Such a Waste

So while I was looking for something (specific) to quote for an early-morning post on the OSU-Michigan game, I found another “Full Cleveland” programming job at a local TV station’s web site. If you’re on a Mac, you get this screen:

WOIO programmers drop the ball and program for dead browsers instead of current ones

Under the hood, I found a nasty little piece of JavaScript that essentially said this: “if the visitor is not a Mac, and is not IE3 or is not IE4, and the browser is not Netscape or Netscape 6, tell them that ‘This feature is not supported for your system configuration.’ and ‘Please click here to upgrade your browser.’

Let me see here… Outside of the fact that this is a canned script written in 2001…

Now should I use Firefox 2, released October 2006, or use Netscape 6 (released in 2002 and re-released 4 months later as version 6.22, and 4 months after that, again, as version 7)…

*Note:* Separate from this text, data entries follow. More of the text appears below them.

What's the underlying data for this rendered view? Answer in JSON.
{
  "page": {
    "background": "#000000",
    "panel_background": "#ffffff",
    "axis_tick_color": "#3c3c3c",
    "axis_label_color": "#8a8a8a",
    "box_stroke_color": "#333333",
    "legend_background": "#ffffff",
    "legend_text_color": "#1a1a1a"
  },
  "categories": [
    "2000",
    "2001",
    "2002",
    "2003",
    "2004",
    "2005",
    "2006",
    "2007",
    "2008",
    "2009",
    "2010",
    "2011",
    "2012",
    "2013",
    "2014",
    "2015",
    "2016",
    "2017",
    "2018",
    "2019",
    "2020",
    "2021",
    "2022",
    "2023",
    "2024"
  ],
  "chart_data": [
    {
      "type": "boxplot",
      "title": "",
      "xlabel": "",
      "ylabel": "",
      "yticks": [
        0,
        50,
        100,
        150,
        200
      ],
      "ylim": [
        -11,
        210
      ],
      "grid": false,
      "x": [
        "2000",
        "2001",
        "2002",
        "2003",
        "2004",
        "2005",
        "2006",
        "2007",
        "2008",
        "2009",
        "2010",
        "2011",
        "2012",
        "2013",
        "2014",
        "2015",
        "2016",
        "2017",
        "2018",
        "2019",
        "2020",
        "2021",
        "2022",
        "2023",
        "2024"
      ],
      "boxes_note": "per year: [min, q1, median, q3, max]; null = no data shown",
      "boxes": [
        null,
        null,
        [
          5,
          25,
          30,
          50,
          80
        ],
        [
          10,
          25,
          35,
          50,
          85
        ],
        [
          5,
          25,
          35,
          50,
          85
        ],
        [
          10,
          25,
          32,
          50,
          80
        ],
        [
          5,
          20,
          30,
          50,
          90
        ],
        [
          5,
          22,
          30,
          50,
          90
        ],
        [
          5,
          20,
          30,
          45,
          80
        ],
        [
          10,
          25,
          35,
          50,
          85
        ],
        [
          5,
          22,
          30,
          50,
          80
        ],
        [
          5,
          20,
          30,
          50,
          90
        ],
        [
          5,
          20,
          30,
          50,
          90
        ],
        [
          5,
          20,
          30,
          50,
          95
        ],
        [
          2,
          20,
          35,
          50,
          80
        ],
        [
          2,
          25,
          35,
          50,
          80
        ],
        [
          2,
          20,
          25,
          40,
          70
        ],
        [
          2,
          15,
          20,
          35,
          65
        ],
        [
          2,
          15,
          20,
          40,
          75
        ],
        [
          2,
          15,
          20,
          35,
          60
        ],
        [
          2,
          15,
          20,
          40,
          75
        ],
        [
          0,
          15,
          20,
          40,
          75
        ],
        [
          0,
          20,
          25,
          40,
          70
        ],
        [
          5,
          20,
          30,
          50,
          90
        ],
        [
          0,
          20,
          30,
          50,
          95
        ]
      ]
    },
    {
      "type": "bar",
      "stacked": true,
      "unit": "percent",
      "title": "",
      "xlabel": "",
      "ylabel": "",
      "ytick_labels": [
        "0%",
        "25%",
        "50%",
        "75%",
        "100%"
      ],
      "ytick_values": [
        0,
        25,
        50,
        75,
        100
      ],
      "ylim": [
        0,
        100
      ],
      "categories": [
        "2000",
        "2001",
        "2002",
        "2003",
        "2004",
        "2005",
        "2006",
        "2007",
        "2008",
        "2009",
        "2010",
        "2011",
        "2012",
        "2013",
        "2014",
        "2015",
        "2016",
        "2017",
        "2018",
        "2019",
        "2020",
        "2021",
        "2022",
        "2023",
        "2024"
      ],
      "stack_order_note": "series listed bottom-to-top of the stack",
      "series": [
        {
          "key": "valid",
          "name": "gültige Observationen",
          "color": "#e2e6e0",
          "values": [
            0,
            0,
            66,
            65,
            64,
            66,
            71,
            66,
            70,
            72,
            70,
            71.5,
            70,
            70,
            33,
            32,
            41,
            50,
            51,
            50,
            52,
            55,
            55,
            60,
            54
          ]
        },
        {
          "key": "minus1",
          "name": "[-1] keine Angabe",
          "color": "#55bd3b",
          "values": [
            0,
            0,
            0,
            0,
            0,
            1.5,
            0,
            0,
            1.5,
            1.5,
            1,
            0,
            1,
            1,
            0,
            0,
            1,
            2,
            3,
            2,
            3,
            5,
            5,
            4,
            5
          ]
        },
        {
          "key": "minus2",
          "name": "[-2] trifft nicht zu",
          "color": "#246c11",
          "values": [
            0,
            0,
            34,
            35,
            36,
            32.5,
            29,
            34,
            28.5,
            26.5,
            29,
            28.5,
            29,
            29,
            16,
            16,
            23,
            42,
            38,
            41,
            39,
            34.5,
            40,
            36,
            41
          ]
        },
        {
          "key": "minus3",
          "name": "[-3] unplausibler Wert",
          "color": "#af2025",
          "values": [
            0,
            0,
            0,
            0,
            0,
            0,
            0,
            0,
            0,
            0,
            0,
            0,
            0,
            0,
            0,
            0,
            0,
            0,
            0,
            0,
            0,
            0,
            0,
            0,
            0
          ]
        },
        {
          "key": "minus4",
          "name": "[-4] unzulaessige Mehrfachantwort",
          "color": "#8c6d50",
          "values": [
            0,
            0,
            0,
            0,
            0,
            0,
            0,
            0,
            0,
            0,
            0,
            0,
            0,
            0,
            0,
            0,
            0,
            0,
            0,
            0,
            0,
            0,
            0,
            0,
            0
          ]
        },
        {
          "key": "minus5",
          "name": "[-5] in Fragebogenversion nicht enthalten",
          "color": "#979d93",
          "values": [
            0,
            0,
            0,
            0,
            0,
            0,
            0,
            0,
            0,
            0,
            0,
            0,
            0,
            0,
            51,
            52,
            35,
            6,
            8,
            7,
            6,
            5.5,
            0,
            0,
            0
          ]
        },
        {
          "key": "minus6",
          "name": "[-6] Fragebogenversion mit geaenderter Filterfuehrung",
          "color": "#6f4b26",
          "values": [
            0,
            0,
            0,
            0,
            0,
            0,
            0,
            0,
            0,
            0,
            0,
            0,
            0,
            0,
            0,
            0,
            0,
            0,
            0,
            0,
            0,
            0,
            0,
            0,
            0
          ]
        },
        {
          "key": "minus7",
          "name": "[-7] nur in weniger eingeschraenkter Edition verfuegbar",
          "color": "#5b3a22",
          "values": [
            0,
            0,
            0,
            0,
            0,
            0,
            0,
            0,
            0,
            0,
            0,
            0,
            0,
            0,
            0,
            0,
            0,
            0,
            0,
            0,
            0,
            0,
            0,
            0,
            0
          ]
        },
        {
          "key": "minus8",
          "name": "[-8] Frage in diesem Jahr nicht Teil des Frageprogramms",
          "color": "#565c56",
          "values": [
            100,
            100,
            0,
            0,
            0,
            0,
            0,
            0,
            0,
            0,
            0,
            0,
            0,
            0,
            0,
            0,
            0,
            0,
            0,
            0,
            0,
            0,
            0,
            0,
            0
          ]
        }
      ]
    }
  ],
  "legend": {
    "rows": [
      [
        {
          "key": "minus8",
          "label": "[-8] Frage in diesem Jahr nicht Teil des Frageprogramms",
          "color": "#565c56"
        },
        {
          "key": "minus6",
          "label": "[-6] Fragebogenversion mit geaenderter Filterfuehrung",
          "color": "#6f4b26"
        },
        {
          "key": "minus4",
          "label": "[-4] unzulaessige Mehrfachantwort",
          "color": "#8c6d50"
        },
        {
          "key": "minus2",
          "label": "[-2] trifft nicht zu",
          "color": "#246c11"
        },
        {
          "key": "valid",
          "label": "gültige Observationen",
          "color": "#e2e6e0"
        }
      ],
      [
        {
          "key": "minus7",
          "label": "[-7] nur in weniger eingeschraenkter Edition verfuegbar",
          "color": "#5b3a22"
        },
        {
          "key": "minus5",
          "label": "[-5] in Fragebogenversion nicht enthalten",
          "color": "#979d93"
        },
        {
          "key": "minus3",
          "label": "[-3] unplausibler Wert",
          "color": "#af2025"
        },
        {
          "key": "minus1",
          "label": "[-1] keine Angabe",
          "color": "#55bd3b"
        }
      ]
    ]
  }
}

A two-week-old browser — or a 4-year-old browser that nobody uses? I’m supposed to make a choice here?

By the way, this page fails in every Mac browser in OS X. Using JavaScript isn’t practical, useful or even warranted in this situation: a far, far better solution would be to use PHP or .ASP scripting to address this situation — and the site is coded in .ASP!

Browser sniffing with JavaScript is just begging for trouble: some people surf with JavaScript turned off. Others use a browser that properly respects the DOM, and they get garbage just like this. Not to mention that there are also far more recent scripts that take advantage of current browser DOM quirks than this freely available all over the net; this is really more about lazy programming than anything else.

It’s about accessibility; it’s also about usability: consider Target.

And I have a hard time believing that WOIO doesn’t get Mac users on their site — at least not enough to warrant coding for them.

Wait a minute, let me rethink that: maybe it means that Mac users are too smart to consider going there in the first place — consider the content.